The "Back Where You Belong” visual storytelling was a client-connected project between students in Kelly Fowler’s Entrepreneurship Class and JE Dunn Construction, who are currently working on the new freshman addition at BSHS.
"Back Where You Belong” is a series of more than 30 informational windscreens displayed on the fence surrounding the current construction project.
Through an informational timeline, visitors can enjoy the history of Blue Springs High School with the backdrop of its future addition.
"This was a fantastic project,” Fowler said, who has been at BSHS for 19 years. “JE Dunn approached us with an idea for a project and I knew that we had a magical class of seniors that could make it happen.”
Make what happen, the class didn’t know initially, but through breaking into various groups – storytelling, research, and design – the plan began to take shape.
Jordon Fields was one of those seniors and the work he did on the project weeks prior to graduating were some of his most memorable high school experiences.
I would say something I learned from this project was working as a team within a team,” he said. “It was something I never had to do before in school. I was part of the storytelling group, but we had no story to tell without the research group and we couldn’t tell it without a design.
"We came up with “Back Where You Belong,” because the freshman class was finally coming back to our school, and they are going to join us."

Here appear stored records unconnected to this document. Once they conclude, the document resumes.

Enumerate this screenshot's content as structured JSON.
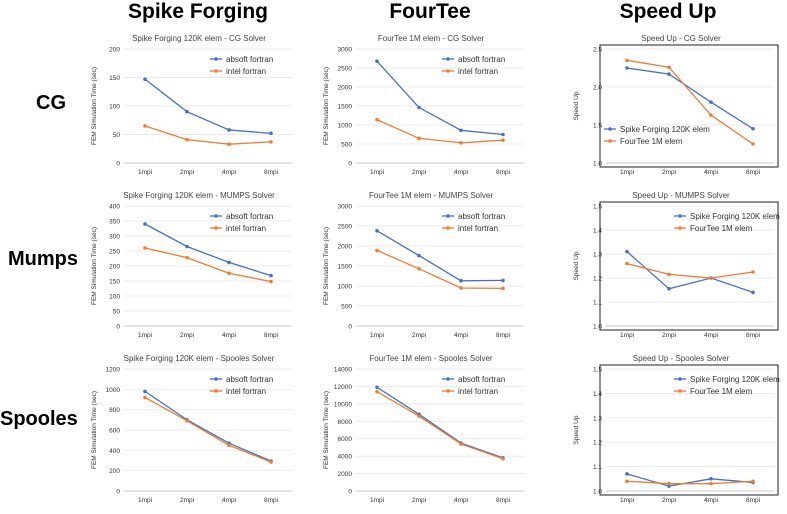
{
  "headers": {
    "columns": [
      "Spike Forging",
      "FourTee",
      "Speed Up"
    ],
    "rows": [
      "CG",
      "Mumps",
      "Spooles"
    ]
  },
  "colors": {
    "absoft": "#4472C4",
    "intel": "#ED7D31"
  },
  "chart_data": [
    {
      "id": "cg-spike",
      "type": "line",
      "title": "Spike Forging  120K elem - CG Solver",
      "ylabel": "FEM Simulation Time (sec)",
      "categories": [
        "1mpi",
        "2mpi",
        "4mpi",
        "8mpi"
      ],
      "ylim": [
        0,
        200
      ],
      "yticks": [
        0,
        50,
        100,
        150,
        200
      ],
      "legend_position": "top-right",
      "series": [
        {
          "name": "absoft fortran",
          "values": [
            147,
            90,
            58,
            52
          ]
        },
        {
          "name": "intel fortran",
          "values": [
            65,
            41,
            33,
            37
          ]
        }
      ]
    },
    {
      "id": "cg-fourtee",
      "type": "line",
      "title": "FourTee  1M elem - CG Solver",
      "ylabel": "FEM Simulation Time (sec)",
      "categories": [
        "1mpi",
        "2mpi",
        "4mpi",
        "8mpi"
      ],
      "ylim": [
        0,
        3000
      ],
      "yticks": [
        0,
        500,
        1000,
        1500,
        2000,
        2500,
        3000
      ],
      "legend_position": "top-right",
      "series": [
        {
          "name": "absoft fortran",
          "values": [
            2680,
            1460,
            860,
            750
          ]
        },
        {
          "name": "intel fortran",
          "values": [
            1140,
            650,
            530,
            600
          ]
        }
      ]
    },
    {
      "id": "cg-speedup",
      "type": "line",
      "title": "Speed Up - CG Solver",
      "ylabel": "Speed Up",
      "categories": [
        "1mpi",
        "2mpi",
        "4mpi",
        "8mpi"
      ],
      "ylim": [
        1.0,
        2.5
      ],
      "yticks": [
        1.0,
        1.5,
        2.0,
        2.5
      ],
      "tick_decimals": 1,
      "legend_position": "bottom-left",
      "series": [
        {
          "name": "Spike Forging  120K elem",
          "values": [
            2.25,
            2.17,
            1.8,
            1.45
          ]
        },
        {
          "name": "FourTee  1M elem",
          "values": [
            2.35,
            2.26,
            1.63,
            1.25
          ]
        }
      ]
    },
    {
      "id": "mumps-spike",
      "type": "line",
      "title": "Spike Forging  120K elem - MUMPS Solver",
      "ylabel": "FEM Simulation Time (sec)",
      "categories": [
        "1mpi",
        "2mpi",
        "4mpi",
        "8mpi"
      ],
      "ylim": [
        0,
        400
      ],
      "yticks": [
        0,
        50,
        100,
        150,
        200,
        250,
        300,
        350,
        400
      ],
      "legend_position": "top-right",
      "series": [
        {
          "name": "absoft fortran",
          "values": [
            340,
            265,
            212,
            168
          ]
        },
        {
          "name": "intel fortran",
          "values": [
            260,
            228,
            176,
            148
          ]
        }
      ]
    },
    {
      "id": "mumps-fourtee",
      "type": "line",
      "title": "FourTee  1M elem - MUMPS Solver",
      "ylabel": "FEM Simulation Time (sec)",
      "categories": [
        "1mpi",
        "2mpi",
        "4mpi",
        "8mpi"
      ],
      "ylim": [
        0,
        3000
      ],
      "yticks": [
        0,
        500,
        1000,
        1500,
        2000,
        2500,
        3000
      ],
      "legend_position": "top-right",
      "series": [
        {
          "name": "absoft fortran",
          "values": [
            2380,
            1760,
            1130,
            1140
          ]
        },
        {
          "name": "intel fortran",
          "values": [
            1890,
            1430,
            950,
            940
          ]
        }
      ]
    },
    {
      "id": "mumps-speedup",
      "type": "line",
      "title": "Speed Up - MUMPS Solver",
      "ylabel": "Speed Up",
      "categories": [
        "1mpi",
        "2mpi",
        "4mpi",
        "8mpi"
      ],
      "ylim": [
        1.0,
        1.5
      ],
      "yticks": [
        1.0,
        1.1,
        1.2,
        1.3,
        1.4,
        1.5
      ],
      "tick_decimals": 1,
      "legend_position": "top-right",
      "series": [
        {
          "name": "Spike Forging  120K elem",
          "values": [
            1.31,
            1.155,
            1.2,
            1.14
          ]
        },
        {
          "name": "FourTee  1M elem",
          "values": [
            1.26,
            1.215,
            1.2,
            1.225
          ]
        }
      ]
    },
    {
      "id": "spooles-spike",
      "type": "line",
      "title": "Spike Forging  120K elem - Spooles Solver",
      "ylabel": "FEM Simulation Time (sec)",
      "categories": [
        "1mpi",
        "2mpi",
        "4mpi",
        "8mpi"
      ],
      "ylim": [
        0,
        1200
      ],
      "yticks": [
        0,
        200,
        400,
        600,
        800,
        1000,
        1200
      ],
      "legend_position": "top-right",
      "series": [
        {
          "name": "absoft fortran",
          "values": [
            980,
            700,
            470,
            295
          ]
        },
        {
          "name": "intel fortran",
          "values": [
            920,
            690,
            450,
            285
          ]
        }
      ]
    },
    {
      "id": "spooles-fourtee",
      "type": "line",
      "title": "FourTee  1M elem - Spooles Solver",
      "ylabel": "FEM Simulation Time (sec)",
      "categories": [
        "1mpi",
        "2mpi",
        "4mpi",
        "8mpi"
      ],
      "ylim": [
        0,
        14000
      ],
      "yticks": [
        0,
        2000,
        4000,
        6000,
        8000,
        10000,
        12000,
        14000
      ],
      "legend_position": "top-right",
      "series": [
        {
          "name": "absoft fortran",
          "values": [
            11900,
            8800,
            5500,
            3800
          ]
        },
        {
          "name": "intel fortran",
          "values": [
            11400,
            8600,
            5400,
            3700
          ]
        }
      ]
    },
    {
      "id": "spooles-speedup",
      "type": "line",
      "title": "Speed Up - Spooles Solver",
      "ylabel": "Speed Up",
      "categories": [
        "1mpi",
        "2mpi",
        "4mpi",
        "8mpi"
      ],
      "ylim": [
        1.0,
        1.5
      ],
      "yticks": [
        1.0,
        1.1,
        1.2,
        1.3,
        1.4,
        1.5
      ],
      "tick_decimals": 1,
      "legend_position": "top-right",
      "series": [
        {
          "name": "Spike Forging  120K elem",
          "values": [
            1.07,
            1.02,
            1.05,
            1.035
          ]
        },
        {
          "name": "FourTee  1M elem",
          "values": [
            1.04,
            1.03,
            1.03,
            1.04
          ]
        }
      ]
    }
  ]
}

The research team poured through old BSHS yearbooks to find the history, the storytelling group wrote the informative script, and the design team put them into finished form.
Then the seniors graduated.
The work was picked up by Fowler and incoming junior designer Cadie Copeland, who took all the previous information and began putting the designs into print.
“We wanted to tell a story of this campus on these banners from when it started to what’s going to happen in the future,” Fowler said. “Now came the time to get them finished and printed.”
Copeland took the previous information and ran with it – making the final designs come to fruition.
“This was a great opportunity for me as an aspiring graphic designer,” Copeland said. “I had the opportunity to work with a real client with restrictions. It felt like a real world experience and made me decide to pursue my career. I loved being able to come to class and work on my project every day and to then see it on display around the school was a dream come true.
JE Dunn Project Manager Eric Neill said the finished project was one to be proud of, as are the students who did all the groundwork.
“It is so much fun to interact with students and see their passion for their future,” he said. “When you go into a classroom and understand the impact you are having, it is invigorating.”